Y es que a «Clarín», desde siempre, incluso en su primera época, le gustó hablar de lo «eterno femenino», pero el «Clarín» joven que denunciaba el machismo de fondo de don Carlos o la discriminación jurídica de la mujer, acabará rebelándose, años más tarde, y como Nietzsche, «contra esta otra necedad de la Europa democrática, igualitaria, emancipadora, que también quiere la igualdad jurídica de los sexos». En un trabajo harto revelador de sus últimas posiciones, «Nietzsche y las mujeres» (El Español, 6 y 7-IX-1899), «Clarín» comenta, sin condenarlas «en absoluto las opiniones de Nietzsche acerca del feminismo», lo único que le escandaliza es su manera brutal de decir las cosas, y ciertas afirmaciones excesivas. Incluso colabora con nuevos argumentos. Así cuando afirma que «ningún hombre de genio, lo que se llama de primera, ha sentido jamás el prurito de emancipar a la mujer», o cuando teoriza sobre el papel de la mujer en el cristianismo, que puede llegar a ser madre de Dios, pero no diosa: «Para el cristianismo no hay diosas».   —172→   «Clarín» acaba abogando por crear «otra tendencia, para bien de la mujer, que podría llevar legítimamente el nombre de feminismo, porque se consagraría al progreso de las mujeres, a su mejor educación, a su derecho, a su felicidad... sin reconocerlas la equivalencia masculina; viendo en ellas, naturalmente, algo, no superior ni inferior al hombre, sino de diferencia complementaria. En algunas reivindicaciones, esta tendencia coincidiría con el feminismo actual (verbigracia, en el procurar para el sexo débil medios de vida económica autónoma, entregándoles los oficios que fueran realmente propios de la mujer); pero en la mayor parte de las cuestiones particulares se separaría del prurito emancipador, según hoy se entiende».

En La Regenta predominan claramente las opiniones de la primera época, del «Clarín» joven, y uno de sus temas centrales es el de la frustración de Ana como mujer.

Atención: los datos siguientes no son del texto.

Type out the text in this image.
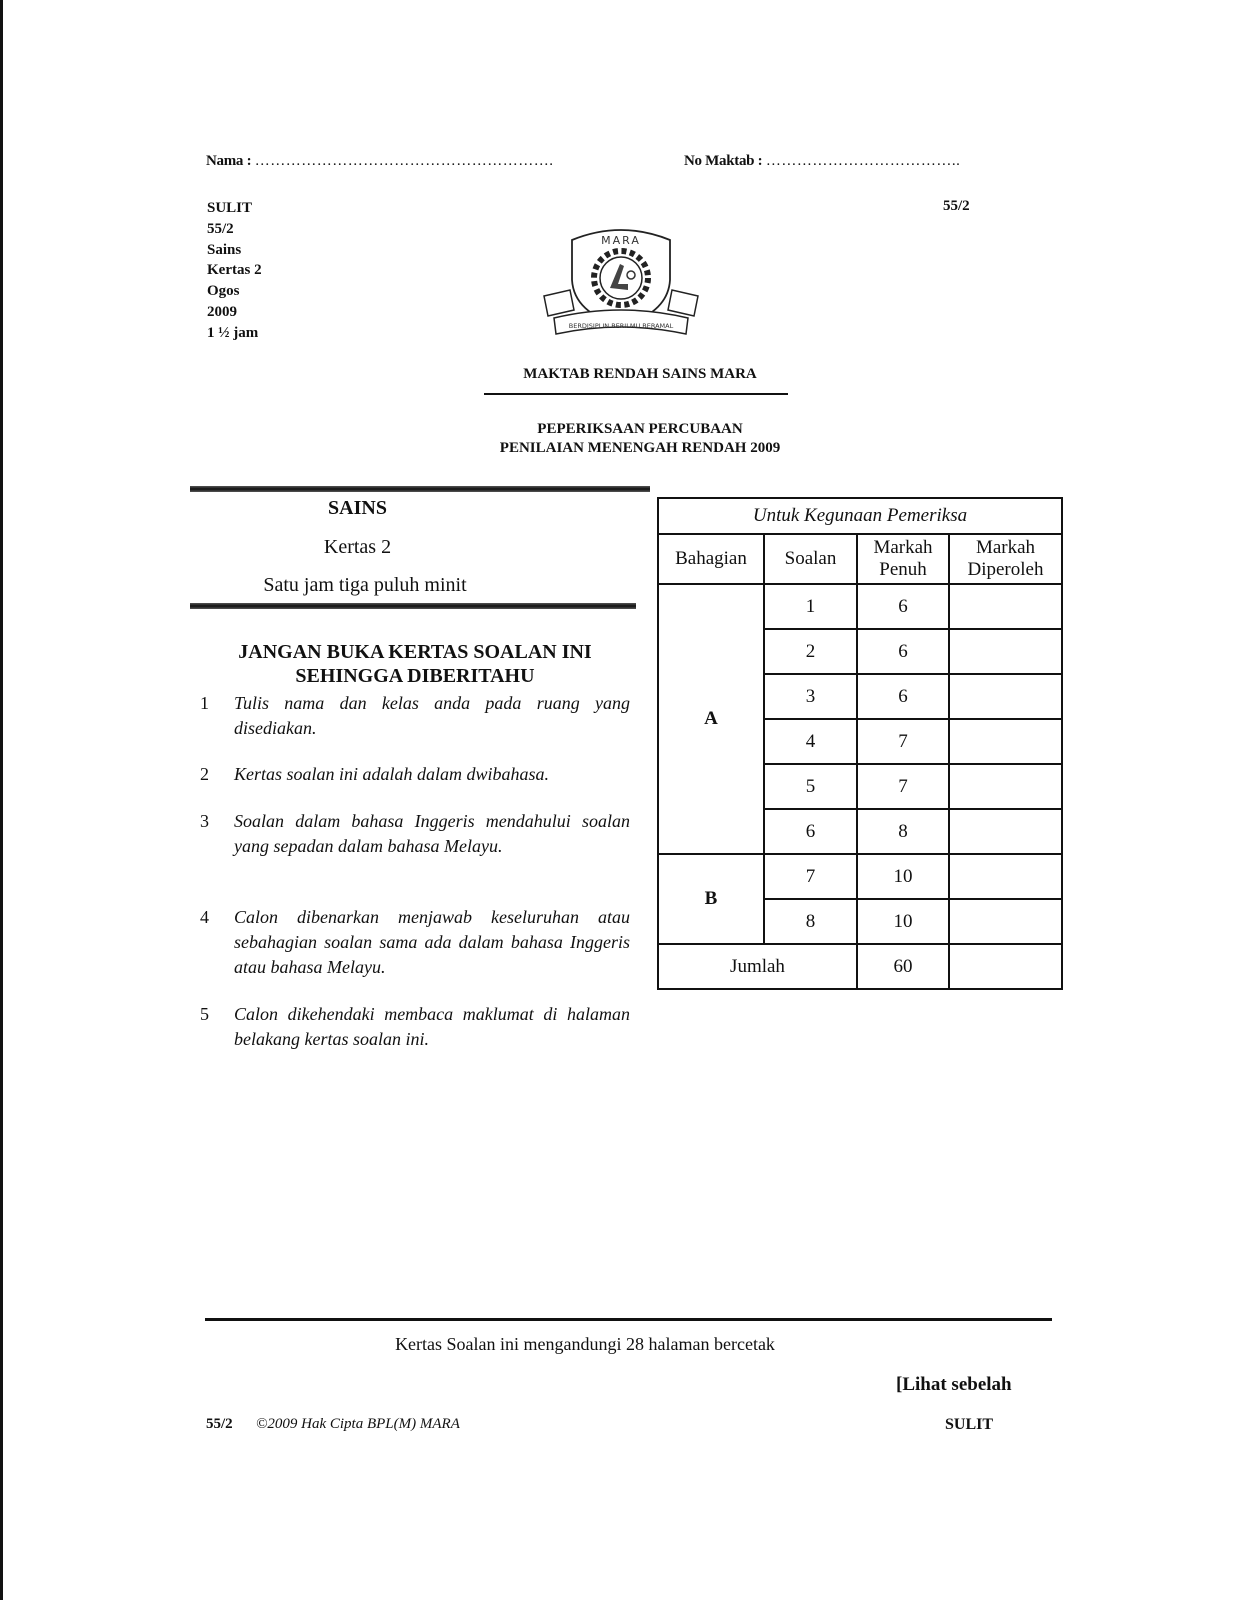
Nama : ………………………………………………….	No Maktab : ………………………………..
SULIT
55/2
Sains
Kertas 2
Ogos
2009
1 ½ jam
55/2
MARA
BERDISIPLIN BERILMU BERAMAL
MAKTAB RENDAH SAINS MARA
PEPERIKSAAN PERCUBAAN
PENILAIAN MENENGAH RENDAH 2009
SAINS
Kertas 2
Satu jam tiga puluh minit
JANGAN BUKA KERTAS SOALAN INI
SEHINGGA DIBERITAHU
1 Tulis nama dan kelas anda pada ruang yang disediakan.
2 Kertas soalan ini adalah dalam dwibahasa.
3 Soalan dalam bahasa Inggeris mendahului soalan yang sepadan dalam bahasa Melayu.
4 Calon dibenarkan menjawab keseluruhan atau sebahagian soalan sama ada dalam bahasa Inggeris atau bahasa Melayu.
5 Calon dikehendaki membaca maklumat di halaman belakang kertas soalan ini.
Untuk Kegunaan Pemeriksa			
Bahagian	Soalan	Markah Penuh	Markah Diperoleh
A	1	6	
	2	6	
	3	6	
	4	7	
	5	7	
	6	8	
B	7	10	
	8	10	
Jumlah		60	
Kertas Soalan ini mengandungi 28 halaman bercetak
[Lihat sebelah
55/2 ©2009 Hak Cipta BPL(M) MARA	SULIT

Quisiera abordar ahora un tema que me parece de una trascendencia fuera de toda duda, y certifica una vez más hasta qué punto La Regenta acoge materiales previamente elaborados. A «Clarín», como posteriormente a los noventayochistas, le llegaron a obsesionar la hinchazón retórica y la grandilocuencia que impregnaban el discurso social contemporáneo, hasta convertir a todo el país en una comedia representada en la tribuna, y representada en estilo asiático, al modo de don Saturnino Bermúdez. Pero el precedente más directo del tema, tal como aparece en La Regenta, son dos deliciosos artículos satíricos publicados en 1876 (ESo, del 9 y del 17 de enero), bajo el título genérico de «La oratoria sagrada», en los que arremete «contra los oradores de moda» en la sociedad elegante, «de cuyo histerismo místico no es posible dudar». ¿Cómo son y qué condiciones reúnen estos oradores de boudoir? En primer lugar, mucho utilitarismo y sentido práctico, nada de arte por el arte ni religión por la religión: «el arte por el lucro», «aquí de lo que se trata es de medrar». Fray Luis de Granada, Juan de la Cruz, Bossuet, Fenelon no podrían soportarse hoy, «les faltaría ese perfume aristocrático que hace hoy la delicia de nuestras damas y sietemesinos (...) Mi presbítero debe ser guapetón, fornido, coloradote; un Hércules bajo un balandrán, mejor, Aquiles con la rueca y disfrazado con faldas». «Clarín» divide la oratoria sagrada moderna en dos secciones: «primero, oratoria de presbítero guapo, segunda, oratoria de presbítero feo». A la primera le corresponde un público de «damas nerviosas, de corazón sensible, entusiástico y propensas a las cavilaciones y encrucijadas de los sentimientos alambicados». Su repertorio bibliográfico debe basarse en obras como El genio del cristianismo, «obras donde la religión se hace entrar por los ojos y por los oídos». Le conviene un poco de misticismo,   —173→   pero no demasiado, justo el compatible «con los salones de las marquesitas y las bomboneras de las duquesas». El orador de moda describe «un cielo a medida del deseo femenino que le escucha. Cielo de ruidos y de colores, músicas y responsos, tramoya y encantamiento, malicia espiritual y voluptuosidad suprasensible...». Como puede verse (por nuestros subrayados) la prefiguración del tema de La Regenta estaba ya cristalizada muchos años antes, ¡en 1876!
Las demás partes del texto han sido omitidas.